The truth is, man must be his own God in the highest sense and must create not only a Heaven for men but for insects and plants, too, for all life, especially the so-called lower forms of it-a triumphal chant of joy-crowned endeavor.

The trees, even the humblest plants, we know struggle upward to the light; surely they should be helped-all difficulties and disorders should be incentives to the divine shaping spirit of man.

Yet Whitman praised death, 'beneficent death.' 'Hateful death!' I cry. I hate it, as Goethe hated it, at least for the choice and master spirits. Who will make good the loss? It is irreparable for me. Death!

I prefer Browning's word here to Whitman's; it's truer. Death he calls 'The Arch-fear;' I often think of it as an ocean; in the great flood another wave sinks and nothing is changed-except to the wave and the other waves near at hand!

With death before him, how any thinking man can believe in an omnipotent and beneficent God, I cannot imagine.
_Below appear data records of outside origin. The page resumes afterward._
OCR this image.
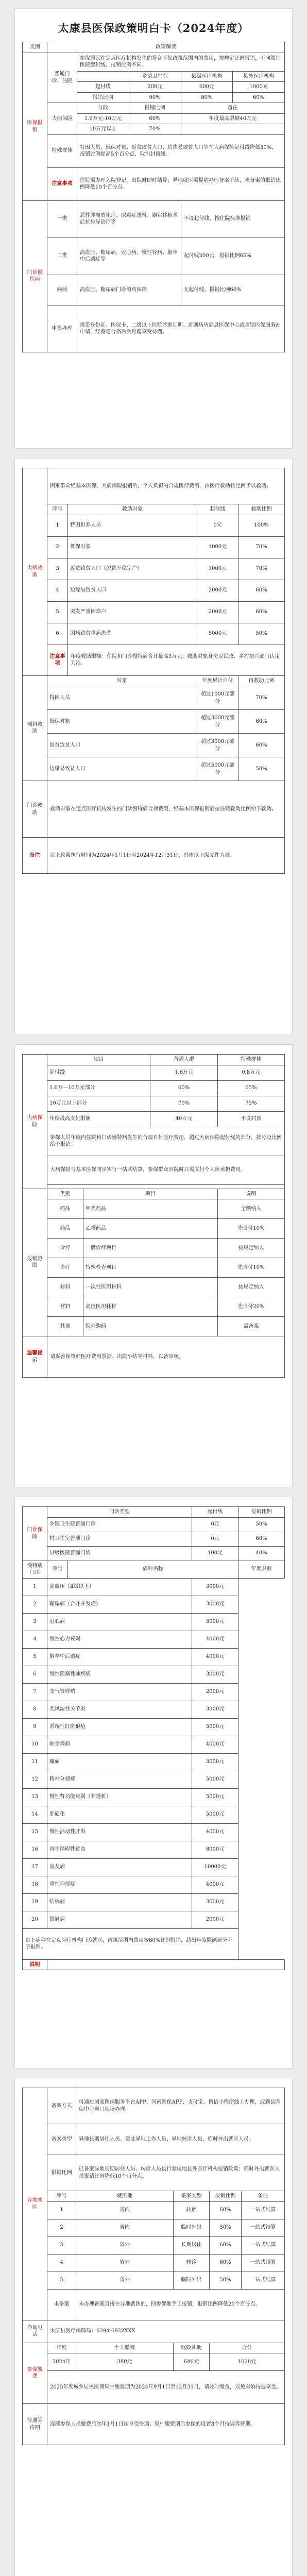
太康县医保政策明白卡（2024年度）
类别	政策解读				
医保报销	普通门诊、住院	参保居民在定点医疗机构发生的符合医保政策范围内的费用，按规定比例报销，不同级别医院起付线、报销比例不同。			
			乡镇卫生院	县级医疗机构	县外医疗机构
		起付线	200元	600元	1000元
		报销比例	90%	80%	60%
	大病保险	分段	报销比例	备注	
		1.6万元-10万元	60%	年度最高限额40万元	
		10万元以上	70%		
	特殊群体	特困人员、低保对象、返贫致贫人口、边缘易致贫人口等在大病保险起付线降低50%，报销比例提高5个百分点，取消封顶线。			
	注意事项	住院需办理入院登记，出院时即时结算；异地就医需提前办理备案手续，未备案的报销比例降低10个百分点。			
门诊慢特病	一类	恶性肿瘤放化疗、尿毒症透析、器官移植术后抗排异治疗等		不设起付线，按住院标准报销	
	二类	高血压、糖尿病、冠心病、慢性肾病、脑卒中后遗症等		起付线200元，报销比例65%	
	两病	高血压、糖尿病门诊用药保障		无起付线，报销比例60%	
	申报办理	携带身份证、医保卡、二级以上医院诊断证明、近期病历到县医保中心或乡镇医保服务站申请，经鉴定合格后次月起享受待遇。			
大病救助	困难群众经基本医保、大病保险报销后，个人负担的合规医疗费用，由医疗救助按比例予以救助。			
	序号	救助对象	起付线	救助比例
	1	特困供养人员	0元	100%
	2	低保对象	1000元	70%
	3	返贫致贫人口（脱贫不稳定户）	1000元	70%
	4	边缘易致贫人口	2000元	60%
	5	突发严重困难户	2000元	60%
	6	因病致贫重病患者	5000元	50%
	注意事项	年度救助限额：住院和门诊慢特病合计最高3万元；救助对象身份以民政、乡村振兴部门认定为准。		
倾斜救助	对象		年度累计自付	再救助比例
	特困人员		超过1000元部分	70%
	低保对象		超过3000元部分	60%
	返贫致贫人口		超过3000元部分	60%
	边缘易致贫人口		超过5000元部分	50%
门诊救助	救助对象在定点医疗机构发生的门诊慢特病合规费用，经基本医保报销后按住院救助比例给予救助。			
备注	以上政策执行时间为2024年1月1日至2024年12月31日，具体以上级文件为准。			
大病保险	项目		普通人群	特殊群体
	起付线		1.6万元	0.8万元
	1.6万—10万元部分		60%	65%
	10万元以上部分		70%	75%
	年度最高支付限额		40万元	不设封顶
	参保人员年度内住院和门诊慢特病发生的合规自付医疗费用，超过大病保险起付线的部分，按分段比例给予报销。			
	大病保险与基本医保同步实行一站式结算，参保群众出院时只需支付个人应承担费用。			

报销范围	类别	项目		说明
	药品	甲类药品		全额纳入
	药品	乙类药品		先自付10%
	诊疗	一般诊疗项目		按规定纳入
	诊疗	特殊检查项目		先自付10%
	材料	一次性医用材料		按规定纳入
	材料	高值医用耗材		先自付20%
	其他	院外购药		需备案
温馨提示	请妥善保管好医疗费用票据、出院小结等材料，以备审核。			
门诊保障	门诊类型		起付线	报销比例
	乡镇卫生院普通门诊		0元	50%
	村卫生室普通门诊		0元	60%
	县级医院普通门诊		100元	40%
慢特病门诊	序号	病种名称		年度限额
1	高血压（Ⅱ级以上）		3000元	
2	糖尿病（合并并发症）		3000元	
3	冠心病		3000元	
4	慢性心力衰竭		4000元	
5	脑卒中后遗症		4000元	
6	慢性阻塞性肺疾病		3000元	
7	支气管哮喘		2000元	
8	类风湿性关节炎		3000元	
9	系统性红斑狼疮		5000元	
10	帕金森病		4000元	
11	癫痫		3000元	
12	精神分裂症		5000元	
13	慢性肾功能衰竭（非透析）		5000元	
14	肝硬化		5000元	
15	慢性活动性肝炎		4000元	
16	再生障碍性贫血		8000元	
17	血友病		10000元	
18	重性抑郁症		4000元	
19	结核病		3000元	
20	银屑病		2000元	
以上病种在定点医疗机构门诊就医，政策范围内费用按60%比例报销，超出年度限额部分不予报销。				
说明				
异地就医	备案方式	可通过国家医保服务平台APP、河南医保APP、支付宝、微信小程序线上办理，或到县医保中心窗口现场办理。			
	备案类型	异地长期居住人员、常驻异地工作人员、异地转诊人员、临时外出就医人员。			
	报销比例	已备案异地长期居住人员、转诊人员执行参保地县外医疗机构报销政策；临时外出就医人员报销比例降低10个百分点。			
	序号	就医地	备案类型	报销比例	备注
	1	省内	转诊	60%	一站式结算
	2	省内	临时外出	50%	一站式结算
	3	省外	长期居住	60%	一站式结算
	4	省外	转诊	60%	一站式结算
	5	省外	临时外出	50%	一站式结算
	未备案	未办理备案直接在异地就医的，回参保地手工报销，报销比例降低20个百分点。			
咨询电话	太康县医疗保障局：0394-6822XXX				
参保缴费	年度	个人缴费	财政补助	合计	
	2024年	380元	640元	1020元	
	2025年度城乡居民医保集中缴费期为2024年9月1日至12月31日，请及时缴费，以免影响待遇享受。				
待遇等待期	连续参保人员缴费后次年1月1日起享受待遇；集中缴费期后参保的设置3个月待遇等待期。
I am not thinking now of cruelty, though it is the primary law of His creation, but simply of death that comes to all of us, no matter whether we have lived nobly or vilely. How easy it would have been for a benevolent deity to give a second life of youthful vigor to every man or woman who had lived in the main to the highest in him, and how such a reward would have quickened virtue and discouraged vice and made of man's life a sacred progress to all the heights. But as it is, death comes! And even before death, his dread heralds, decaying strength, failing faculties, loss of memory and of joy, the sunlight even drained of warmth.

And we children of an hour quarrel and dispute and show greed and envy while the days shorten to the inevitable end. How could Whitman praise death!
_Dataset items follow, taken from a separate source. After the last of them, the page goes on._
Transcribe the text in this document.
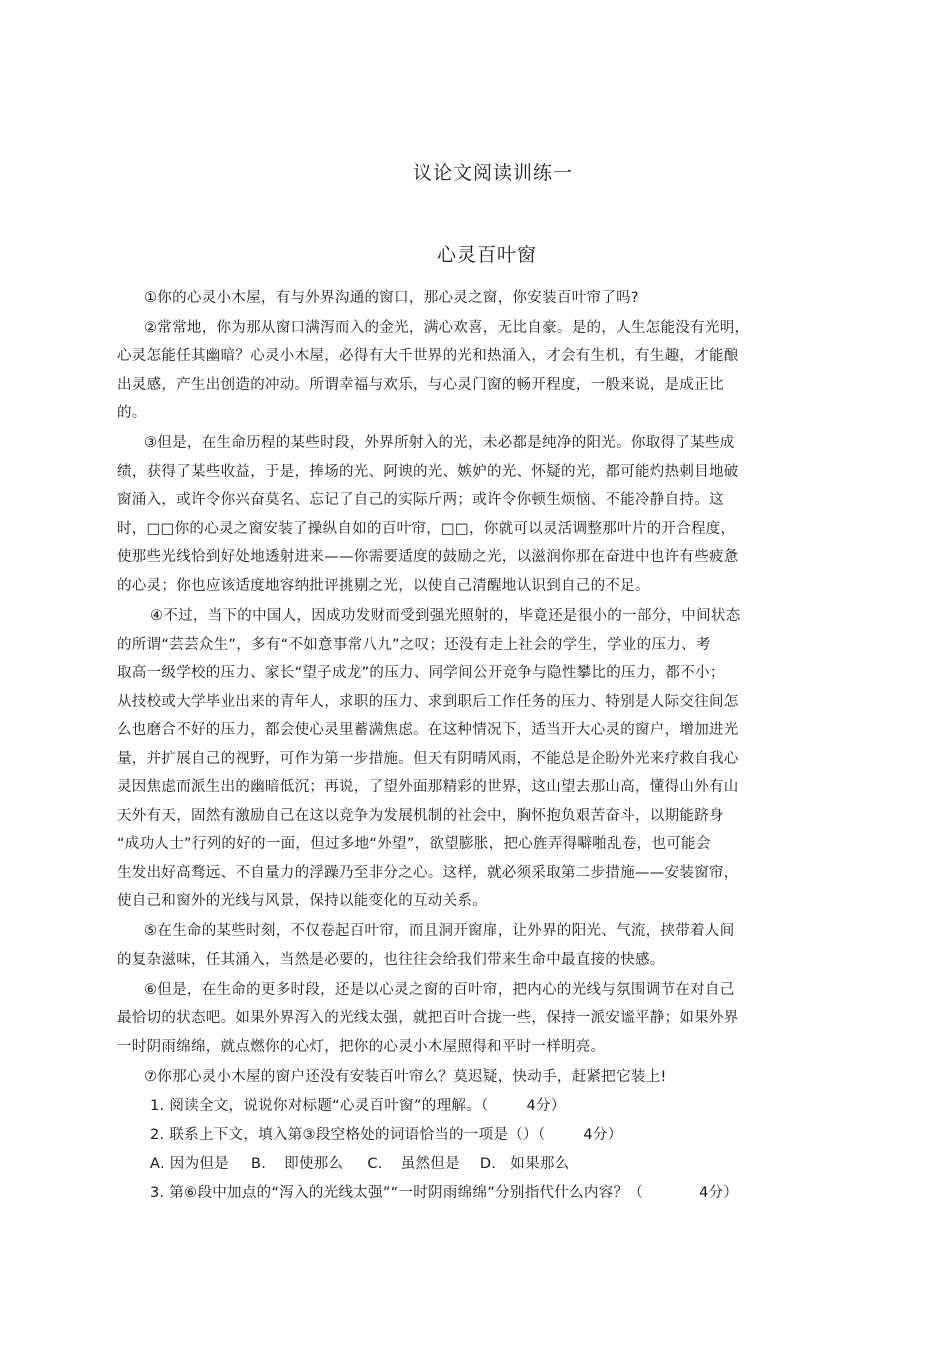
议论文阅读训练一
心灵百叶窗
①你的心灵小木屋，有与外界沟通的窗口，那心灵之窗，你安装百叶帘了吗?
②常常地，你为那从窗口满泻而入的金光，满心欢喜，无比自豪。是的，人生怎能没有光明，
心灵怎能任其幽暗？心灵小木屋，必得有大千世界的光和热涌入，才会有生机，有生趣，才能酿
出灵感，产生出创造的冲动。所谓幸福与欢乐，与心灵门窗的畅开程度，一般来说，是成正比
的。
③但是，在生命历程的某些时段，外界所射入的光，未必都是纯净的阳光。你取得了某些成
绩，获得了某些收益，于是，捧场的光、阿谀的光、嫉妒的光、怀疑的光，都可能灼热刺目地破
窗涌入，或许令你兴奋莫名、忘记了自己的实际斤两；或许令你顿生烦恼、不能冷静自持。这
时，□□你的心灵之窗安装了操纵自如的百叶帘，□□，你就可以灵活调整那叶片的开合程度，
使那些光线恰到好处地透射进来——你需要适度的鼓励之光，以滋润你那在奋进中也许有些疲惫
的心灵；你也应该适度地容纳批评挑剔之光，以使自己清醒地认识到自己的不足。
④不过，当下的中国人，因成功发财而受到强光照射的，毕竟还是很小的一部分，中间状态
的所谓“芸芸众生”，多有“不如意事常八九”之叹；还没有走上社会的学生，学业的压力、考
取高一级学校的压力、家长“望子成龙”的压力、同学间公开竞争与隐性攀比的压力，都不小；
从技校或大学毕业出来的青年人，求职的压力、求到职后工作任务的压力、特别是人际交往间怎
么也磨合不好的压力，都会使心灵里蓄满焦虑。在这种情况下，适当开大心灵的窗户，增加进光
量，并扩展自己的视野，可作为第一步措施。但天有阴晴风雨，不能总是企盼外光来疗救自我心
灵因焦虑而派生出的幽暗低沉；再说，了望外面那精彩的世界，这山望去那山高，懂得山外有山
天外有天，固然有激励自己在这以竞争为发展机制的社会中，胸怀抱负艰苦奋斗，以期能跻身
“成功人士”行列的好的一面，但过多地“外望”，欲望膨胀，把心旌弄得噼啪乱卷，也可能会
生发出好高骛远、不自量力的浮躁乃至非分之心。这样，就必须采取第二步措施——安装窗帘，
使自己和窗外的光线与风景，保持以能变化的互动关系。
⑤在生命的某些时刻，不仅卷起百叶帘，而且洞开窗扉，让外界的阳光、气流，挟带着人间
的复杂滋味，任其涌入，当然是必要的，也往往会给我们带来生命中最直接的快感。
⑥但是，在生命的更多时段，还是以心灵之窗的百叶帘，把内心的光线与氛围调节在对自己
最恰切的状态吧。如果外界泻入的光线太强，就把百叶合拢一些，保持一派安谧平静；如果外界
一时阴雨绵绵，就点燃你的心灯，把你的心灵小木屋照得和平时一样明亮。
⑦你那心灵小木屋的窗户还没有安装百叶帘么？莫迟疑，快动手，赶紧把它装上!
1. 阅读全文，说说你对标题“心灵百叶窗”的理解。（	4分）
2. 联系上下文，填入第③段空格处的词语恰当的一项是（）（	4分）
A. 因为但是 B. 即使那么 C. 虽然但是 D. 如果那么
3. 第⑥段中加点的“泻入的光线太强”“一时阴雨绵绵”分别指代什么内容？（	4分）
But after all, what does death matter? It is hideous and terrible, if you will; but few can tell when the curtain will fall and the play for them be finished.

And meanwhile one's work remains. A, B, and C look at it and shrug indifferent shoulders and the years pass and one seems forgotten. Suddenly, some one comes who is interested. 'Strange,' he says, 'how did this work escape praise?' And he begins to praise it, and others follow him, wondering where this new teacher should be placed.

Sometimes, as in the case of Shakespeare, the recognition has to wait three hundred years. What matter? It was a century before anyone dreamed of placing Heine with Goethe: what do the years matter? Sooner or later we are judged by our peers and the judgment is unchangeable. I wait for my peers, welcoming them.

'He has written naughty passages,' says one, and my friend replies, 'so did Shakespeare in 'Hamlet' and with less provocation.' 'His life is the fullest ever lived,' says my disciple, and they all realize that a supreme word has been spoken and that such a man is among the great forever.